Bastian writes that the countries of what he also calls the Balkans Silk Road

"are expanding their trade relations with Beijing and diversifying their lending options beyond Europe. Sino-Balkan initiatives currently primarily focus on large-scale infrastructure projects with Chinese financial institutions providing the bulk of lending on concessional terms. Seen in this light, policy makers in Tirana, Skopje, Belgrade, Sarajevo, Podgorica frame the narrative as an emerging win-win strategy. They argue that their countries are opening-up to China, but that at the same time China is opening up to south-eastern Europe with investments and lending, trade and cultural exchange."

The report says that China’s direct (corporate) investments in Western Europe are also focussed on transport infrastructure.

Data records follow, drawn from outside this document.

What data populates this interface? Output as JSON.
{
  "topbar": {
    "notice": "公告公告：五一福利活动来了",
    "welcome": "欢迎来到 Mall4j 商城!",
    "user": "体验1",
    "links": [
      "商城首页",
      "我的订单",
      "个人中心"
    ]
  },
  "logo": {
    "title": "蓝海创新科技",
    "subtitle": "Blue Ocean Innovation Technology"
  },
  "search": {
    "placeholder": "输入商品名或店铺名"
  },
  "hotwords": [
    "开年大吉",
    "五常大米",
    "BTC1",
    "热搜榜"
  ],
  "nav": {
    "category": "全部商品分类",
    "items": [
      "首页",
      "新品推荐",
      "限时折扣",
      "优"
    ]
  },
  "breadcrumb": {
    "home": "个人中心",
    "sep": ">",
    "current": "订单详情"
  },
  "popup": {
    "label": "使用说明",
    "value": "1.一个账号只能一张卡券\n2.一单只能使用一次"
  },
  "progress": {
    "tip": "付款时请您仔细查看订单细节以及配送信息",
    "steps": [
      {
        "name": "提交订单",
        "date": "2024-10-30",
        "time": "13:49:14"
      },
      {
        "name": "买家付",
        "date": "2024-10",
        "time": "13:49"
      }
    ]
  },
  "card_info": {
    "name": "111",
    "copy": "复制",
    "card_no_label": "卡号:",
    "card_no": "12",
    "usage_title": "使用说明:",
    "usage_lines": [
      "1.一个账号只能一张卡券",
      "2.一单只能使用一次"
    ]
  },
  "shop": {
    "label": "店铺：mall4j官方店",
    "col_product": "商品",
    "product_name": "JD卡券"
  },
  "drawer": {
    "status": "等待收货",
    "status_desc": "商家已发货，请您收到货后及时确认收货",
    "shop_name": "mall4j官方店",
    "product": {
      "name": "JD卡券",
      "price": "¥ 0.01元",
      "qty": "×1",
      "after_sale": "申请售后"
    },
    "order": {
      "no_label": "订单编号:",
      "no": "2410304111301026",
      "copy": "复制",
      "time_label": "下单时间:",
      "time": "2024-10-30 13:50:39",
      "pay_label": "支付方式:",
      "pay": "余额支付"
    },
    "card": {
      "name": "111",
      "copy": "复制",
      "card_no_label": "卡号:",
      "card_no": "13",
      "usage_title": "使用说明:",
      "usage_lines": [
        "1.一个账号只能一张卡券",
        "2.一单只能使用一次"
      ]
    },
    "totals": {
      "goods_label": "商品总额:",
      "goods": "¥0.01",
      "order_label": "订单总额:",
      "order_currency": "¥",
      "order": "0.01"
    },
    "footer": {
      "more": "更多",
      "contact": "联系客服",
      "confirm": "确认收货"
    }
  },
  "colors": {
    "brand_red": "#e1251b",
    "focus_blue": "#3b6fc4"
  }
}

Bastian told the publication Emerging Europe,

"What China is doing via the BRI is establishing trade links and logistical networks for the shipment and distribution of Chinese goods into Europe via the ports of Greece, onward transport to and through Macedonia, Serbia and Bosnia (three land-locked countries) before reaching Hungary, hence high-speed railway projects between Belgrade and Budapest. In essence, the Balkan Silk Road connects China with EU member states, EU candidate countries, NATO members and euro area members. The Chinese focus is on Europe as a whole."

The report is titled, "The Potential for Growth Through Chinese Infrastructure Investments in Central and South-Eastern Europe along the ’Balkan Silk Road,’" which was also the focus of the Sept. 14 event in Poland.